Montreal spuckt mercedes aus: russell fliegt raus und kassiert saftige strafe
George Russell stampfte die Kopfstütze seines Silberpfeils auf den Asphalt, als wäre sie schuld an seinem frühen Ende – und genau diese Sekunde kostet ihn nun 5.000 Euro. Die Rennkommissare sahen in der Aktion „unsicheres Verhalten“, weil ein anderes Auto über das fliegende Teil hätte krachen können. Die Strafe ist zwar auf zwölf Monate zur Bewährung ausgesetzt, der Imageschaden bleibt.
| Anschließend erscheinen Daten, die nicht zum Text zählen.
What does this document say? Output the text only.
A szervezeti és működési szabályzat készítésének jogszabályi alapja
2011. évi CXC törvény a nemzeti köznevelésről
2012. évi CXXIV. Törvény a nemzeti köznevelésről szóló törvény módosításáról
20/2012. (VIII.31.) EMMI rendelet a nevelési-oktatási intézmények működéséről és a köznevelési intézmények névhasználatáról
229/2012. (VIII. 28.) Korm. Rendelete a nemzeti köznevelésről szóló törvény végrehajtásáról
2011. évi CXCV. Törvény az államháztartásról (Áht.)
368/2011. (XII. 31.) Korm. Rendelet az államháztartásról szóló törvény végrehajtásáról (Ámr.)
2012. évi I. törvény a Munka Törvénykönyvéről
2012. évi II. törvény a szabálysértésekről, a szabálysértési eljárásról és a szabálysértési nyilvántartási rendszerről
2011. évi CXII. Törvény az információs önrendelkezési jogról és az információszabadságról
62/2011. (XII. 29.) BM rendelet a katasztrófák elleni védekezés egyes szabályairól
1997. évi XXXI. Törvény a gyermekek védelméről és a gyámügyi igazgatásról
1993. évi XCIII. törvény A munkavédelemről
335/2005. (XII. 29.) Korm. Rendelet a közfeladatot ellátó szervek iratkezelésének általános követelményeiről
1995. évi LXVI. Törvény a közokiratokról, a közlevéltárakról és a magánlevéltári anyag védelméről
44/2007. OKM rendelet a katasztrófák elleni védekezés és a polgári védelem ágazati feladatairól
Der moment, als der frust den verstand abschaltete
Runde 30, Montreal. Der Wagen zittert, der Motor gibt auf, Russell steigt aus und wirft die Kopfstütze in Richtung Mittellinie. „Ich war wütend, weil wieder ein Podest aus meiner Reichweite rutschte“, gestand er den Kommissaren. Die saßen nicht auf dem Trockenen: Paragrafen gelten auch für geplatzte Träume. Mercedes muss nun mit einem Fahrer in Monaco starten, der sich öffentlich entschuldigen soll – sportliche Konsequenzen gibt es aber keine.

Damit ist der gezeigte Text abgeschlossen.